Note 1: The application of this Division to bodies that
carry on State insurance is subject to section 5.
Note 2: Division 54 of the Income Tax Assessment Act
1997 provides a tax exemption for certain payments under structured
settlements.
(1) A purported assignment or commutation of an annuity that is, at the
time of the purported assignment or commutation, a tax-exempt annuity is not
effective at law (subject to subsection (2)).
(2) However, the annuity can be commuted as mentioned in
section 54-35 of the Income Tax Assessment Act 1997.
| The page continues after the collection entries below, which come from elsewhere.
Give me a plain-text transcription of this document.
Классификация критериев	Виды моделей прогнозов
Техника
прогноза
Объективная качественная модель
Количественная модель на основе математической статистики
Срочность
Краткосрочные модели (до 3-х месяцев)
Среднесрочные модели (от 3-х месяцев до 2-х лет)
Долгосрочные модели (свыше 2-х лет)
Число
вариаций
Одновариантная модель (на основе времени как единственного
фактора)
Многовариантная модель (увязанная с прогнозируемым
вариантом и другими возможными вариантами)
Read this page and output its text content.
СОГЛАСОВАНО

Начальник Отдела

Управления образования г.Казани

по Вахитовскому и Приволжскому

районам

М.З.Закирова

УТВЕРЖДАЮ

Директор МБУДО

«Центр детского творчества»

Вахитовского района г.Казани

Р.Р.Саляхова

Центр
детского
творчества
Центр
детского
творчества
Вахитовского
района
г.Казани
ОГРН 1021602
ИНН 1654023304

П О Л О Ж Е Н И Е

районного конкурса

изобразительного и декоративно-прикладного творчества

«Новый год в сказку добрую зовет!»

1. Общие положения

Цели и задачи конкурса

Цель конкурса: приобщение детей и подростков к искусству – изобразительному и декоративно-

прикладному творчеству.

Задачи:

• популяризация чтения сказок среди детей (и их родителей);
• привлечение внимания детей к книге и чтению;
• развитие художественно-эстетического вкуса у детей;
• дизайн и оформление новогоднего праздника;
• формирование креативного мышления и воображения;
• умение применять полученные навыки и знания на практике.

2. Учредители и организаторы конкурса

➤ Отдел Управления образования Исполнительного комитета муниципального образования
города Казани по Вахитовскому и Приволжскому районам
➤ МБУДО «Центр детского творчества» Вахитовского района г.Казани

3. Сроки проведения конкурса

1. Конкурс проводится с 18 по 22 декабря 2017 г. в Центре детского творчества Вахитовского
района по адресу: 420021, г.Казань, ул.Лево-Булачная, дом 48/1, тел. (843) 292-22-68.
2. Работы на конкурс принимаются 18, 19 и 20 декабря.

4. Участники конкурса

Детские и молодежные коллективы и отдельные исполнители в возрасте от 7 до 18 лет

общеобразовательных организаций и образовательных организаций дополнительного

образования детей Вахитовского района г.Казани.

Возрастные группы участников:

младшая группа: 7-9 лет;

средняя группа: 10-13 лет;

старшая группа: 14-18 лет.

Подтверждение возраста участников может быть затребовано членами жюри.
(1) A purported assignment of the right to receive a lump sum that is, at
the time of the purported assignment, a tax-exempt lump sum is not effective at
law.
(2) A purported commutation, or other early cashing-out, of the right to
receive a lump sum that is, at the time of the purported commutation or
cashing-out, a tax-exempt lump sum is not effective at law.
Division 2 has effect subject to this Division.
Part 2—Consequential
amendments
Income Tax Assessment Act
1936
3 Subsection 27H(1)
After “subsection (1A)”, insert “and
Division 54 of the Income Tax Assessment Act 1997”.
4 At the end of subsection
27H(1)
Add:
Note: Division 54 of the Income Tax Assessment Act
1997 provides a tax exemption for certain payments under structured
settlements.
5 Subsection 95(1) (at the end of the definition
of exempt income)
Add:
Note: See also Division 54 of the Income Tax
Assessment Act 1997 (in particular, the provisions in section 54-70
about trusts), which provides a tax exemption for certain payments
under structured settlements.
Income Tax Assessment Act
1997
6 Section 11-15 (after the table item
headed “social security or like payments”)
Insert:
|
structured settlements |
|
|
|
annuities and lump sums |
Subdivisions 54-B, 54-C and 54-D |
|
7 Section 118-1 (note)
Omit “Note”, substitute “Note 1”.
8 At the end of
section 118-1
Add:
Note 2: There are also exemptions in
Division 54.
9 Subsection 995-1(1)
Insert:
All Groups Consumer Price Index number means the All Groups
Consumer Price Index number (being the weighted average of the 8 capital cities)
published by the Australian Statistician.
10 Subsection 995-1(1)
Insert:
date of the settlement, for a
*structured settlement, has the meaning given
by section 54-5.
11 Subsection 995-1(1)
Insert:
guarantee period, for an annuity provided under a
*structured settlement, has the meaning given
by subsection 54-35(2).
12 Subsection 995-1(1)
Insert:
injured person, in relation to a
*structured settlement, has the meaning given
by subparagraph 54-10(1)(a)(i).
13 Subsection 995-1(1)
Insert:
structured settlement has the meaning given by
section 54-10.
14 Subsection 995-1(1)
Insert:
structured settlement annuity has the meaning given by
section 54-5.
15 Subsection 995-1(1)
Insert:
structured settlement lump sum has the meaning given by
section 54-5.
Division 1—New
Division 54 of the Income Tax Assessment Act 1997
Income Tax (Transitional
Provisions) Act 1997
16 Section 53-1 (link
note)
Repeal the link note, substitute:
Table of sections
54-1 Application of Division 54 of the Income Tax
Assessment Act 1997
(1) Division 54 of the Income Tax Assessment Act 1997 applies
to assessments for the 2001-2002 income year and later income years.
(2) However, the Division does not apply unless the
*date of the settlement is 26 September
2001 or a later date.
Division 2—New
Division 2A of Part 10 of the Life Insurance Act
1995
17 Application of the
Division
Division 2A of Part 10 of the Life Insurance Act 1995
applies to an annuity or lump sum that is purchased under a structured
settlement if the date of the settlement (within the meaning of that Division)
is the day on which that Division commences, or a later day.